L’autonomia differenziata liquida definitivamente tutto ciò che è “pubblico”, cioè finalizzato all’interesse generale, destinato a diminuire le differenze tra ricchi e poveri: istruzione, sanità, ambiente, infrastrutture. Principi e diritti sociali previsti nella prima parte della Costituzione di fatto vengono annullati. Ogni Regione farebbe da sé, con i propri fondi, trattenendo la maggior parte del proprio gettito fiscale. Ma se questo porterà subito a far sprofondare le Regioni del sud (alienate dalla perequazione e colpite dalla clausola che l’operazione dovrà essere portata avanti “senza oneri aggiuntivi” per lo Stato: a costo zero si abbatteranno uguaglianza, solidarietà, democrazia e l’unità stessa della Repubblica), nondimeno colpirà i cittadini del nord. Negli incontri e nelle assemblee organizzate in questi mesi un dato è infatti emerso in modo chiaro: tutti sarebbero colpiti attraverso la rimessa in causa dei contratti nazionali, dei servizi, dell’accesso agli stessi diritti.
L’assemblea del 29 settembre (che ha visto gli interventi di Villone, Esposito, Giannola ed altri, che hanno contribuito a rendere pubblico il minaccioso percorso, a fronte di una pervicace volontà di nasconderlo da parte dei governi) è caduta a ridosso della ripresa del tavolo sull’autonomia da parte del nuovo governo, che – inserito il tema nel programma - ha incontrato i governatori delle Regioni Lombardia, Veneto ed Emilia Romagna.
Ricorre spesso in questi giorni il richiamo ad un’autonomia “solidale”, “ragionevole”, e ai Lep: nei termini individuati dalle bozze di intesa di cui disponiamo, nessuna autonomia può essere concepibile. Nemmeno quella dell’Emilia Romagna che, con le imminenti elezioni, sta per giocarsi una partita particolarmente significativa. Il Titolo V della Costituzione, riformato nel 2001, dispone intrinsecamente la possibilità di differenziare su base regionale i diritti universali delle persone e le caratteristiche dei contratti, non più collettivi e nazionali; tanto basta a far ritenere irricevibili non solo le proposte stesse, ma i tentativi di mediazione che un governo dalla faccia certamente più civile però per il momento sordo alle richieste di chi da mesi si oppone a questo progetto, sta portando avanti.
È stata quindi rilanciata la necessità non solo di annullare un anno di pratiche e incontri segreti e secretati, che nessuna possibilità hanno lasciato ai cittadini di essere informati su quanto si stava decidendo altrove – lontano da loro – sul proprio destino e su ben 23 materie che toccano quotidianamente la loro esistenza.
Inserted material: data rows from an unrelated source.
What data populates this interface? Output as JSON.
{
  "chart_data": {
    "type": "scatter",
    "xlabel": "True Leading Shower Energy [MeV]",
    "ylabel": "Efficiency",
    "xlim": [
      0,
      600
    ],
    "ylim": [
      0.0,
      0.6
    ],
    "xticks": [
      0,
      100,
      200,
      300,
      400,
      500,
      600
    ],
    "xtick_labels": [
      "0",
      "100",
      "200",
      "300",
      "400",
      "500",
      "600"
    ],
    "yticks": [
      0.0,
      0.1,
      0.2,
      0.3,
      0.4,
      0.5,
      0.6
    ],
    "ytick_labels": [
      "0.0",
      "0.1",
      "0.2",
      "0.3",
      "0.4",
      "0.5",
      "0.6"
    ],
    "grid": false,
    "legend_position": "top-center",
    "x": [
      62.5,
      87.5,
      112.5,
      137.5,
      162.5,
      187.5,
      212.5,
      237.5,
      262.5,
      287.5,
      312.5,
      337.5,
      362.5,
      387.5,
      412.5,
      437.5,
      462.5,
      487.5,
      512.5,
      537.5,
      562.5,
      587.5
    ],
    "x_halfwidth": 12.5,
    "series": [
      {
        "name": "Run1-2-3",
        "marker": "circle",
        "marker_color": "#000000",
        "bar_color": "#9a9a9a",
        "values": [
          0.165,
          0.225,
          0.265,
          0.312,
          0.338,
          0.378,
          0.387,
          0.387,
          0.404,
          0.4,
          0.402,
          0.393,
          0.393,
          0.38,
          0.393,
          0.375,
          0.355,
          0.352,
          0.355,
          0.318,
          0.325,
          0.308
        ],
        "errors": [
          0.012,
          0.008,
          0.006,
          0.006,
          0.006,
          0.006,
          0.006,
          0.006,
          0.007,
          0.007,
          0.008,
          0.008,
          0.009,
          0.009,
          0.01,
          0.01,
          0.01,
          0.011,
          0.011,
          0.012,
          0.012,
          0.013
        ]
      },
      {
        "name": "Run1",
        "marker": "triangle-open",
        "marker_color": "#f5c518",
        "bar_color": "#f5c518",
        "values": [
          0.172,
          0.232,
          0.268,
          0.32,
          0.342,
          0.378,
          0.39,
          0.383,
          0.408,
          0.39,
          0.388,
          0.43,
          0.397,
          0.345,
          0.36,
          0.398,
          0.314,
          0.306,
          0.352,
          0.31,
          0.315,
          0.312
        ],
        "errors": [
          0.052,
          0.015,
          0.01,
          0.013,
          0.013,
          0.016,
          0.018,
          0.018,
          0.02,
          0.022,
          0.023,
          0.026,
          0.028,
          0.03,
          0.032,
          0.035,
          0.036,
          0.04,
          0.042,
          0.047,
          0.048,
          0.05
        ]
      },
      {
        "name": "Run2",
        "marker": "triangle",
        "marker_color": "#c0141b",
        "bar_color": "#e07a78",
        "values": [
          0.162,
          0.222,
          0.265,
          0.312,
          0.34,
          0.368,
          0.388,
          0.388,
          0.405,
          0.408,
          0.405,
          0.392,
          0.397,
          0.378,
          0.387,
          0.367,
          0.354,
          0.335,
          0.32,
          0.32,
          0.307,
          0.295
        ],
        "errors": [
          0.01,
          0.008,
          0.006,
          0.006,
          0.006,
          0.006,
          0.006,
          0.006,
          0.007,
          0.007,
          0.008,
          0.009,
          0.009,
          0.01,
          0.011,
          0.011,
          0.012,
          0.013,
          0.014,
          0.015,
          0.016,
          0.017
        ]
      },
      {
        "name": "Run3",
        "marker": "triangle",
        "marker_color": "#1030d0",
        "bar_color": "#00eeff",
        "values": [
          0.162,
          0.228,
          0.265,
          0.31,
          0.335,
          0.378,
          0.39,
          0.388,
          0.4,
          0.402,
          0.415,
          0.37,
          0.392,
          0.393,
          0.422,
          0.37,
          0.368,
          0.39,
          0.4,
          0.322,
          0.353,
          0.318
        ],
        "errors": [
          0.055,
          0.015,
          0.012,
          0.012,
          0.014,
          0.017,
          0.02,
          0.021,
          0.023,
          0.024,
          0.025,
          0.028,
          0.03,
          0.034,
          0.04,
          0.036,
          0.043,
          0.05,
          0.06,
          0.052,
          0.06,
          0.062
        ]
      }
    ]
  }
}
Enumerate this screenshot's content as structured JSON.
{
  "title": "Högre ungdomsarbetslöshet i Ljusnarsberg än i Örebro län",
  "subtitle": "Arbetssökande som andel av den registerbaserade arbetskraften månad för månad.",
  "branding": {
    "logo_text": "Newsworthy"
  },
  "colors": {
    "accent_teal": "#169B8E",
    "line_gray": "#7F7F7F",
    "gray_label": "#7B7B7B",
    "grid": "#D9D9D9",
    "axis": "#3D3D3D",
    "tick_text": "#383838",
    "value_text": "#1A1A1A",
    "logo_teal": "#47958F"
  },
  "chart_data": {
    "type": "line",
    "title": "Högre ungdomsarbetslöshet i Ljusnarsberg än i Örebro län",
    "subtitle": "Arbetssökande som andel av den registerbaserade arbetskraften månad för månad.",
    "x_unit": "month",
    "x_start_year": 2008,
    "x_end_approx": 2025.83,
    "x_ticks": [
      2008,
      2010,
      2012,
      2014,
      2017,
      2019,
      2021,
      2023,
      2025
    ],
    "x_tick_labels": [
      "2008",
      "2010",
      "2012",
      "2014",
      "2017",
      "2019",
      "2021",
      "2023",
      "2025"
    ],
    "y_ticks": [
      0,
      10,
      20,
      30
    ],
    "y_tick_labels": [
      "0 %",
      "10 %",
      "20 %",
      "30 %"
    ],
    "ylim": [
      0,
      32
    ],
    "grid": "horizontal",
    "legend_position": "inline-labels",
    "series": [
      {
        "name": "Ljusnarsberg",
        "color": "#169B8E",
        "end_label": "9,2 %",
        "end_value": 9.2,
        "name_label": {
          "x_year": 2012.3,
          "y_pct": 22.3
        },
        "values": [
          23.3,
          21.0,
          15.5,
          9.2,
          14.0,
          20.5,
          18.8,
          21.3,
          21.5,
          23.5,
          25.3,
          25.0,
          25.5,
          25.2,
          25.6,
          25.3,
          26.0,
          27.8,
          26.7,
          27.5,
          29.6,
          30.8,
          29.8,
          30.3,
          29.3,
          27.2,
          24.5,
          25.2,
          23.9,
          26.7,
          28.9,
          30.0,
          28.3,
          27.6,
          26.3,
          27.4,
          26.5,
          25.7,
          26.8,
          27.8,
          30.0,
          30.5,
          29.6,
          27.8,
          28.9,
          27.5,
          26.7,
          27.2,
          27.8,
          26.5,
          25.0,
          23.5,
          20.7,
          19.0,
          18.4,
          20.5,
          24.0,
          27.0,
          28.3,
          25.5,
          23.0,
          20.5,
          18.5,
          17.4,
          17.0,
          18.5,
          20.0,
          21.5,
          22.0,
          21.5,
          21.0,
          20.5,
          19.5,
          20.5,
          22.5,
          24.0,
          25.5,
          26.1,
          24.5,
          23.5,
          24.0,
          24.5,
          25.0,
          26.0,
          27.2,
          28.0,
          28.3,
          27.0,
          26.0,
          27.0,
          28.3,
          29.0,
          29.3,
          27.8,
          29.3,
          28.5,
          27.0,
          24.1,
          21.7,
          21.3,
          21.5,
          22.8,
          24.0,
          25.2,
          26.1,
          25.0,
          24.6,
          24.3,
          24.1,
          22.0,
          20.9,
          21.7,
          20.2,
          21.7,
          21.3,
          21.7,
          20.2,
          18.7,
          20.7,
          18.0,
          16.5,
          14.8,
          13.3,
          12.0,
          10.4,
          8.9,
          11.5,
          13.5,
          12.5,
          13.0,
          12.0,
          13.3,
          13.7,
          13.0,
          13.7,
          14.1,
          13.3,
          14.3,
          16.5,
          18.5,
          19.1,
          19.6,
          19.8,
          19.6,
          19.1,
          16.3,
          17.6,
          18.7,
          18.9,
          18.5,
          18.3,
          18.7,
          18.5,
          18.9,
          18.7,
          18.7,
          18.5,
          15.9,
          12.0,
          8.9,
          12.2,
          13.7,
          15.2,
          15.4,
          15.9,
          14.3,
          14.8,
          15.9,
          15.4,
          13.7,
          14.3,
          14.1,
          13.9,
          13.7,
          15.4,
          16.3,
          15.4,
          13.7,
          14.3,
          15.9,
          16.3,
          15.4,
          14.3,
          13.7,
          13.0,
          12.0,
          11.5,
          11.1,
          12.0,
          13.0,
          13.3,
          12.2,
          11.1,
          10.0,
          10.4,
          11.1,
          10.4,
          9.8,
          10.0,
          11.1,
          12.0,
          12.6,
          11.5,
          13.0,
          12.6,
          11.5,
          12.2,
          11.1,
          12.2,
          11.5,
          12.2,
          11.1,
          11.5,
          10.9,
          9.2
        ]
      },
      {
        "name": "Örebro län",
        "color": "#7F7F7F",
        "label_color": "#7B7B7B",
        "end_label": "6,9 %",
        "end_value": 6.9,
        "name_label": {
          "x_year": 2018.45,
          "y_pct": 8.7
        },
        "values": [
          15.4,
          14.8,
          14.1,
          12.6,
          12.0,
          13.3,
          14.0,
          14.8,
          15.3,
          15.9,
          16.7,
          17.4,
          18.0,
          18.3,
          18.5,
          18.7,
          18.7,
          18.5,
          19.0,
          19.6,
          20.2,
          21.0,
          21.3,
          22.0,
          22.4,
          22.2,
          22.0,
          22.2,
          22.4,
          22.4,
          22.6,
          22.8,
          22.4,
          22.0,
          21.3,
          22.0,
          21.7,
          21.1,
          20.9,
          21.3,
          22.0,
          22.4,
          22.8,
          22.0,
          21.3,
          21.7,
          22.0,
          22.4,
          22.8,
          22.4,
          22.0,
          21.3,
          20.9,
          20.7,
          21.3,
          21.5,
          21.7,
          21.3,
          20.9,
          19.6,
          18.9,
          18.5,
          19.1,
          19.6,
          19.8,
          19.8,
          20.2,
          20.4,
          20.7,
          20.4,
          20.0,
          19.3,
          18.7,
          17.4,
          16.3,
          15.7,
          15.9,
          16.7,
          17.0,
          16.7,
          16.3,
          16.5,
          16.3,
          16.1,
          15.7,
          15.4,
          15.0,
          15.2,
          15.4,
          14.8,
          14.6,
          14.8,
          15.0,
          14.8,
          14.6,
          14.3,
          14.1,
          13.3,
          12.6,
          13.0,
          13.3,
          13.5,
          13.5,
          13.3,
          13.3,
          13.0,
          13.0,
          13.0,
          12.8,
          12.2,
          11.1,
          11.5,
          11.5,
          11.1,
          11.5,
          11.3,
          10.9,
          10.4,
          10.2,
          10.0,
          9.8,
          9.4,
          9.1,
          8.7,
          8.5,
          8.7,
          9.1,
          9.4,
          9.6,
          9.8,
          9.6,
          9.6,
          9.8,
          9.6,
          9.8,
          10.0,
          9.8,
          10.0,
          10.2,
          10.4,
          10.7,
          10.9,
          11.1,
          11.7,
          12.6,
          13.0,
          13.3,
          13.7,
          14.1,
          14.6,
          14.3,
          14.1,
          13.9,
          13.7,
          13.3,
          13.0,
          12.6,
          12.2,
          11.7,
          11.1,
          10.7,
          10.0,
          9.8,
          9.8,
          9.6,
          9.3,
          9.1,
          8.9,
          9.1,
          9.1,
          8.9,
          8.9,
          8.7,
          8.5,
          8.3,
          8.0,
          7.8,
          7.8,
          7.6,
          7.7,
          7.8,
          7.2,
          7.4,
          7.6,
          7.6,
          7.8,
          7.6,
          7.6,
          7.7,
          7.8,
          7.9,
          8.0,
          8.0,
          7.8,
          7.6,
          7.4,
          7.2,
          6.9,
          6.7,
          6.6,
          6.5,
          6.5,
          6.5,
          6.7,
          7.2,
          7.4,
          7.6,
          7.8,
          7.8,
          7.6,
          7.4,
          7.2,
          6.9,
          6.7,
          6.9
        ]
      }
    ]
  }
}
Ma anche una pacata, ragionevole, approfondita discussione sulla riforma del Titolo V.
Ancora oggi tra i più il tema è praticamente sconosciuto. Tocca a noi avere la forza di rompere il muro di gomma dell’inerzia, e di una informazione che seleziona ciò che deve e non deve essere elemento di riflessione consapevole. A questo ed altro fa riferimento il documento condiviso da tutti i partecipanti all’assemblea del 29 settembre, attraverso il quale si chiede anche un incontro alle forze sindacali che in questa difficile partita hanno l’onere e l’onore di rappresentare i diritti dei lavoratori e delle lavoratrici, ma anche di difendere democrazia ed eguaglianza reale, respingendo la rapace volontà di alcuni di fare parte a sé. Una responsabilità immediata, che ha bisogno di parole ed azioni chiarissime, inequivocabili, definitive.